The generalizability of this study may be influenced by several practical limitations. First, we did not have baseline levels of Ab, which prevented us from using ‘seroconversion’ as a measure of humoral efficacy. Instead, we used ‘seropositivity’ as the outcome. However, to ensure a representative sample, we considered major confounding factors that could affect Ab levels by excluding patients with a definite or suspected history of COVID-19 before vaccination, as well as those who contracted COVID-19 between vaccination and Ab titration. Second, we did not evaluate cellular immune responses to vaccination. Finally, the number of PwMS in each medication category was limited.

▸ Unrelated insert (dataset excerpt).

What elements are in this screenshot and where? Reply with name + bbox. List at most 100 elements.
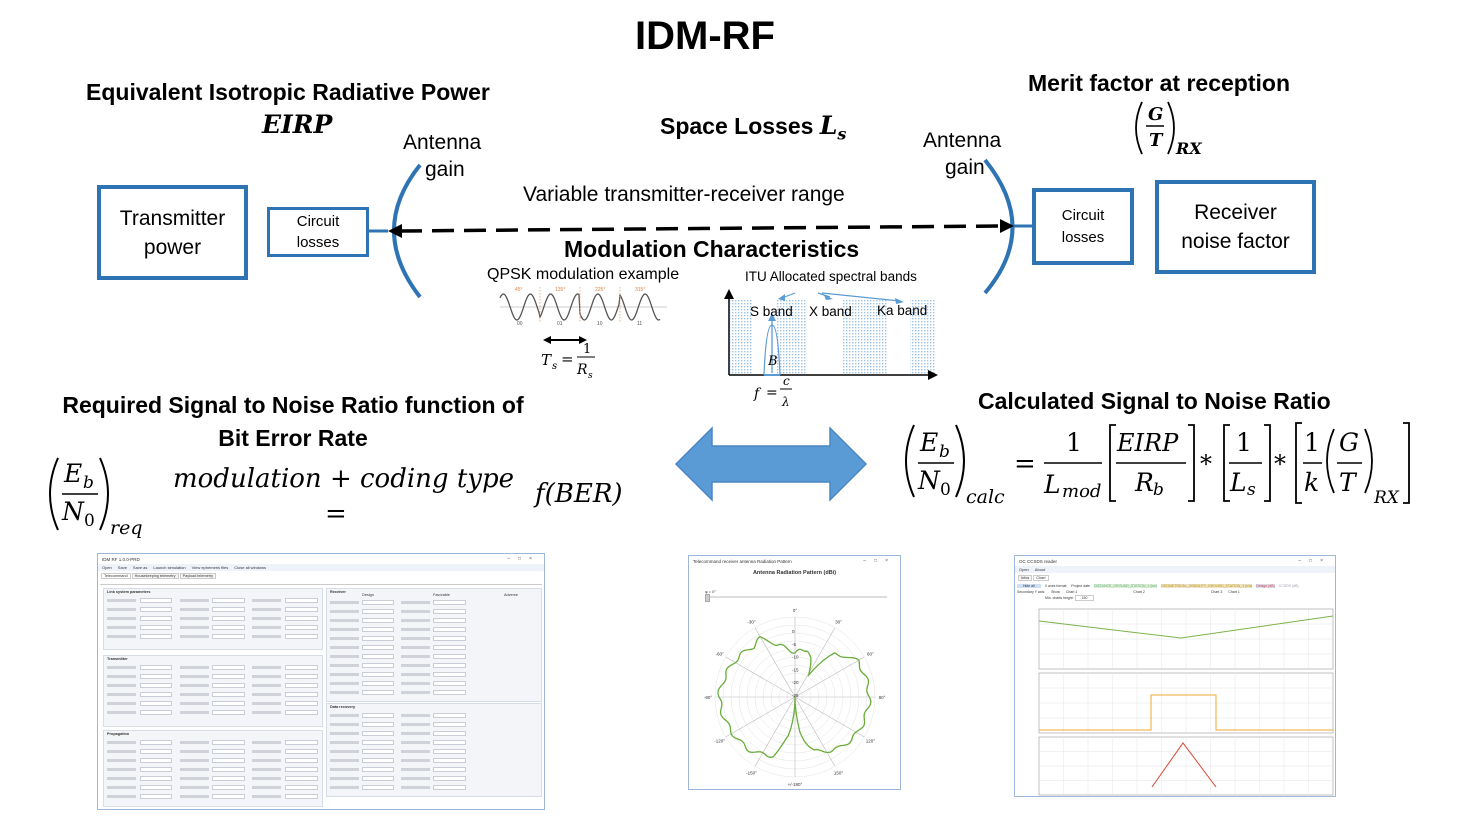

This might reduce the statistical power, and some outcomes that could be significant may not reach statistical significance [48]. Of note, the small sample sizes for certain treatments (e.g., natalizumab and teriflunomide) may limit the generalizability of our findings and the robustness of comparison of their immunogenicity.

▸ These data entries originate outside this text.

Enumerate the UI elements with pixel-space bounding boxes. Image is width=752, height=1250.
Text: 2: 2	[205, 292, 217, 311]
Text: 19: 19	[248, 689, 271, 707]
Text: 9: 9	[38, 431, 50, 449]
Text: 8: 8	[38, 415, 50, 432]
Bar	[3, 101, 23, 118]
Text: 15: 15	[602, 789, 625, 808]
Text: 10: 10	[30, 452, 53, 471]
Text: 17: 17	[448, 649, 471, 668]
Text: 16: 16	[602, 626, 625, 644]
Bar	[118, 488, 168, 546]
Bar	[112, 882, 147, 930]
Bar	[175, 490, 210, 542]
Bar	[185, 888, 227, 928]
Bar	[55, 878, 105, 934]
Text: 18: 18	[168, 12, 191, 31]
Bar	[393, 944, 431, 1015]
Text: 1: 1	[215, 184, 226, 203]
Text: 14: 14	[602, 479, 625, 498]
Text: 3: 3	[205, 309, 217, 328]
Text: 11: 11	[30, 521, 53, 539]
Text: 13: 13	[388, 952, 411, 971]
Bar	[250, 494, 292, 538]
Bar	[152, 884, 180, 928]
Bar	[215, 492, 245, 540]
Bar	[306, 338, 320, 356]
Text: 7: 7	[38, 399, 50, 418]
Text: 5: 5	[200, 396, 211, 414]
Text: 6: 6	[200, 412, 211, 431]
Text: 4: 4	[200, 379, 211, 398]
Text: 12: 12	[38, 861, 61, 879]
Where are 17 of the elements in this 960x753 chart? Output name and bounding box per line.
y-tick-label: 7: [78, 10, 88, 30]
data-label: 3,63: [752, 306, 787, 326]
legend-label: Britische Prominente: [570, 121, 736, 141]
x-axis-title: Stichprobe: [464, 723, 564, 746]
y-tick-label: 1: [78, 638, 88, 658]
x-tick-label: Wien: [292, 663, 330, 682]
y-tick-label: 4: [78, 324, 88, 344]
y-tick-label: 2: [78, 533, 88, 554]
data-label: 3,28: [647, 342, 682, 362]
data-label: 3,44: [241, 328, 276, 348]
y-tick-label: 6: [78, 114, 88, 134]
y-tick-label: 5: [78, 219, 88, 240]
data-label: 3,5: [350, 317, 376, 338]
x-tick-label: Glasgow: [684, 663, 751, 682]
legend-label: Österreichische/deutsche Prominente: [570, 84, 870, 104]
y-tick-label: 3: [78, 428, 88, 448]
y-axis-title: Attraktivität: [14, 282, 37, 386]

Nonetheless, this study has multiple advantages. First, this study provides crucial insights into the safety and efficacy of the BBIBP-CorV vaccine in PwMS, a topic that is currently understudied, as most of the literature focuses on other vaccine platforms. Furthermore, as far as we are aware, there are limited studies examining the efficacy and safety of SARS-CoV-2 vaccines among Iranian PwMS and the wider Middle Eastern region, adding valuable diversity to the literature. Finally, by utilizing a prospective cohort design, we minimized selection and information bias [49]. We also made diligent efforts to mitigate any potential bias typically associated with prospective cohort studies, including confounding factors.

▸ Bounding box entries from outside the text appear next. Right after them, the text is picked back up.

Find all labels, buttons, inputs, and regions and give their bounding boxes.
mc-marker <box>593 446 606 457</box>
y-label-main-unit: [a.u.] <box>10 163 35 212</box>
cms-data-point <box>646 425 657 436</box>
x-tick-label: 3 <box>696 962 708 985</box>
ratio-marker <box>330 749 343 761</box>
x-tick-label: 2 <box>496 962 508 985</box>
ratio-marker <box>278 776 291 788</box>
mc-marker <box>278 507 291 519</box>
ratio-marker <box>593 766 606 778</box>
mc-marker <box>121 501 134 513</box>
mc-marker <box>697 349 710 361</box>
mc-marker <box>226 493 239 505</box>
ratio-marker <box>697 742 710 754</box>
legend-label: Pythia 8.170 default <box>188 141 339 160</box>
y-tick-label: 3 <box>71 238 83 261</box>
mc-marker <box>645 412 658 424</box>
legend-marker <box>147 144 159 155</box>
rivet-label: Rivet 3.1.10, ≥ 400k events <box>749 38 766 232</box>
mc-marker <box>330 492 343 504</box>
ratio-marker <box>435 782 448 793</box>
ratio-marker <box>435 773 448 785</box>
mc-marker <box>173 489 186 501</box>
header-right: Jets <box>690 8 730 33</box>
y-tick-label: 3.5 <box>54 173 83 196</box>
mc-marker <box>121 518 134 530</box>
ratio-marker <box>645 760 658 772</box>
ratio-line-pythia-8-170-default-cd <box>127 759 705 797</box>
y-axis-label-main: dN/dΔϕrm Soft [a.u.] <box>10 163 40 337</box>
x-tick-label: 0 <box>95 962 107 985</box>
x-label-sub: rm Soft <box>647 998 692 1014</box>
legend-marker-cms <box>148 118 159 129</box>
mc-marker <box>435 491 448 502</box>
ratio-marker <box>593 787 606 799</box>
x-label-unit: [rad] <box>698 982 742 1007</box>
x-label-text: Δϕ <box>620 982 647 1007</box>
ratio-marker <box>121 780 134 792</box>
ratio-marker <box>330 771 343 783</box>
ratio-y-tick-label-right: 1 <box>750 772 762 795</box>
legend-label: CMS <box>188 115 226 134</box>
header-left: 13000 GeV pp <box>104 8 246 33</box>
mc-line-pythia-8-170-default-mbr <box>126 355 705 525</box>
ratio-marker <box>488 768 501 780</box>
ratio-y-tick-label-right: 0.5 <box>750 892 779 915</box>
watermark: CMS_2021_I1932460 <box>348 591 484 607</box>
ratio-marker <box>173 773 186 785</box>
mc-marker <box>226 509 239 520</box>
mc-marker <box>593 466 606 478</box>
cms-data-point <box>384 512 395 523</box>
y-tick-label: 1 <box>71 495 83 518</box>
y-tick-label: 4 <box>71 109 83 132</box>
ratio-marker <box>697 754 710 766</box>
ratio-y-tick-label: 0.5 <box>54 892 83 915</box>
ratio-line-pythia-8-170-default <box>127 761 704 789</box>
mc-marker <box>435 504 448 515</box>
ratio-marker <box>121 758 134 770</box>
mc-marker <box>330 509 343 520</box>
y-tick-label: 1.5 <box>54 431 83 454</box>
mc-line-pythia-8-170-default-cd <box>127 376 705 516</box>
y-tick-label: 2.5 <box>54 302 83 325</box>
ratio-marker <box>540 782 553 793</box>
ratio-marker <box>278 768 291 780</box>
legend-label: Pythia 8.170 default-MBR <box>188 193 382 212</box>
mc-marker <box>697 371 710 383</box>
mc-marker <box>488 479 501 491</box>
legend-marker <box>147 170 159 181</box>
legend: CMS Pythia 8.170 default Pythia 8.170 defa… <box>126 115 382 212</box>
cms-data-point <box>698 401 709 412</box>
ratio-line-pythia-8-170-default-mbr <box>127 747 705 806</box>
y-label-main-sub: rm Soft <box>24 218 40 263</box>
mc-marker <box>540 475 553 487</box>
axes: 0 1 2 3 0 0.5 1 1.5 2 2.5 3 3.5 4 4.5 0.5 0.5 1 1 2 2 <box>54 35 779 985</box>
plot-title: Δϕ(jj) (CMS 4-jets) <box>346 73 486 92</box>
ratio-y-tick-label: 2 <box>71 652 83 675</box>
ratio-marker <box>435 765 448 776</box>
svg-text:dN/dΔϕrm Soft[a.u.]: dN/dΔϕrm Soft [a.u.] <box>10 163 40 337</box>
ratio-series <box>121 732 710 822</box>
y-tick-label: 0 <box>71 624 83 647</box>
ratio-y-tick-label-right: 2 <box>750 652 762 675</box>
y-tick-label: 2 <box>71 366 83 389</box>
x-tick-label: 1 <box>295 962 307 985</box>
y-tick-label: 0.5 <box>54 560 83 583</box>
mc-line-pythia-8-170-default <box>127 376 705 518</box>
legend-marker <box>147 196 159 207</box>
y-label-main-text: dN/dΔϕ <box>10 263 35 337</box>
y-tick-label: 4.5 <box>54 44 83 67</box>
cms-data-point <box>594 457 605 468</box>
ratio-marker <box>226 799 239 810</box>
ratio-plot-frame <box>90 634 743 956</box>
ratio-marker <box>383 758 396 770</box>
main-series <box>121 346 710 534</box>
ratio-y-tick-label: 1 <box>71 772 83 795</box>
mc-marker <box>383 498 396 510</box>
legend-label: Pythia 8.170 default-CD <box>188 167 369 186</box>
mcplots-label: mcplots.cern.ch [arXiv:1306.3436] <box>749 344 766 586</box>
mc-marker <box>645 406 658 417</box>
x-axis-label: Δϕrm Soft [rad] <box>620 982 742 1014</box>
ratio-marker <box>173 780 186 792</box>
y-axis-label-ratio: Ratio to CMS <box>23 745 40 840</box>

Conclusions and further directions

This study added to the understanding of SARS-CoV-2 vaccine responses in PwMS, particularly in understudied populations and with under-represented vaccine platforms like the Sinopharm vaccine. In summary, the BBIBP-CorV inactivated virus vaccine appears to be well tolerated in PwMS, with promising clinical efficacy. However, a suboptimal humoral response to BBIBP-CorV vaccination was observed in PwMS on certain DMTs, including anti-CD20s and fingolimod. Notably, not only patients receiving classical immunomodulatory DMTs but also those treated with dimethyl fumarate exhibited a favorable antibody response. To optimize individual vaccination strategies for PwMS, future research should investigate the relationship between humoral and cellular responses and the frequency and severity of clinical COVID-19 infection across various DMTs while also considering the effects of varying doses and platforms of SARS-CoV-2 vaccines.